At the fifth plenary meeting in Conakry in Guinea, on 6 and 7 November 2008, the Leading Group called for a change in scale in the implementation of innovative financing mechanisms and unanimously adopted the Conakry Declaration. The Group also put forward a common message for the Doha Conference in December 2008.
The Doha Conference injected fresh momentum into innovative financing mechanism following the pilot phase begun in Monterrey. Although the Monterrey Conference briefly mentioned innovative financing mechanisms, the final declaration of the Doha Conference devotes a specific paragraph to them.
The Leading Group, the United Nations and France organized a high-level meeting on 29 November 2008. The meeting led by Djigui Camara representing the presidency of the Leading Group was opened by the United Nations Secretary-General Ban Ki-moon. Alain Joyandet, Minister of State for Cooperation and Francophony, Philippe Douste-Blazy, Special Adviser to the United Nations Secretary-General on Innovative Financing for Development and Chairman of the Executive Board of UNITAID, many ministers and other personalities were in attendance.

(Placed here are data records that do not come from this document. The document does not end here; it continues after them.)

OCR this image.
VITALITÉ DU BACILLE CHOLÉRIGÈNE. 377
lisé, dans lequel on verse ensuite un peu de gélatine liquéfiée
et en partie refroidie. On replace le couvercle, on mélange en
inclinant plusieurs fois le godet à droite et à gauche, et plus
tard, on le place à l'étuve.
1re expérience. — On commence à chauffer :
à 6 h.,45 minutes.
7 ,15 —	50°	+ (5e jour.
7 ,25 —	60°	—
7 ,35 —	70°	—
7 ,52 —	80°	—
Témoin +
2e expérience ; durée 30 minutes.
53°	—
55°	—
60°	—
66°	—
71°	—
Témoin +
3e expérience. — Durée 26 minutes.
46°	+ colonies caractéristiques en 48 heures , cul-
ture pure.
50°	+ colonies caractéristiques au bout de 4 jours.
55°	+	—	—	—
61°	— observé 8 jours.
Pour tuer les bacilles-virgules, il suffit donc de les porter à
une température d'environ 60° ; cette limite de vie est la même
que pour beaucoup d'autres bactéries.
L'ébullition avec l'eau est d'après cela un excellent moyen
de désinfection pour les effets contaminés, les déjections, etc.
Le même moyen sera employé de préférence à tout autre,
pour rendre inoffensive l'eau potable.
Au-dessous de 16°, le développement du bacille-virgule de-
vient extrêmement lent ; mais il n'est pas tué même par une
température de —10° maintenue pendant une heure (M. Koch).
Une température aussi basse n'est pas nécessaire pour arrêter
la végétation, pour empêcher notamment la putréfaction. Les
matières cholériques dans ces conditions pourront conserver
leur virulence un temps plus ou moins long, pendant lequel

The side event was very successful with over 160 participants. The main protagonists in the area attended the meeting and called for innovative financing to expand its scale.
The United Nations Secretary-General, Ban Ki-moon recalled in his opening speech his commitment to such sources of development and their usefulness in the current context. Many were given the opportunity to contribute including ministers from the main interested countries, leaders of institutions implementing the funds (UNITAID, IFFIm, AMCs, Global Fund), international organizations and NGOs under the aegis of the OECD’s DAC Chair, Eckhard Deutscher, and the Special Representative of the President of Chile, Ricardo Ffrench-Davis.
Other proposals were also outlined concerning earmarking carbon auction proceeds to development, introducing a very low tax on currency transactions (0.005%) which would not be perceivable in financial markets, promises of a possible voluntary solidarity contribution and significant capital flight from developing countries due to tax avoidance and illicit capital flows.
The French Minister of State, Alain Joyandet, recalled in his speech the wealth of the proposals and insisted on the fact that innovative financing includes diverse mechanisms with three common features: additionality, predictability, correction of negative effects of globalization.
Considering that “the financial crisis the world is experiencing today can but reinforce our determination”, he urged the international community to “complement traditional aid with innovative mechanisms, while exploring ways to better regulate globalization”. For his part, Philippe Douste-Blazy indicated that “innovative financing mechanisms can provide resources for national solidarity when national budgets of donors are being used to resolve their own problems”.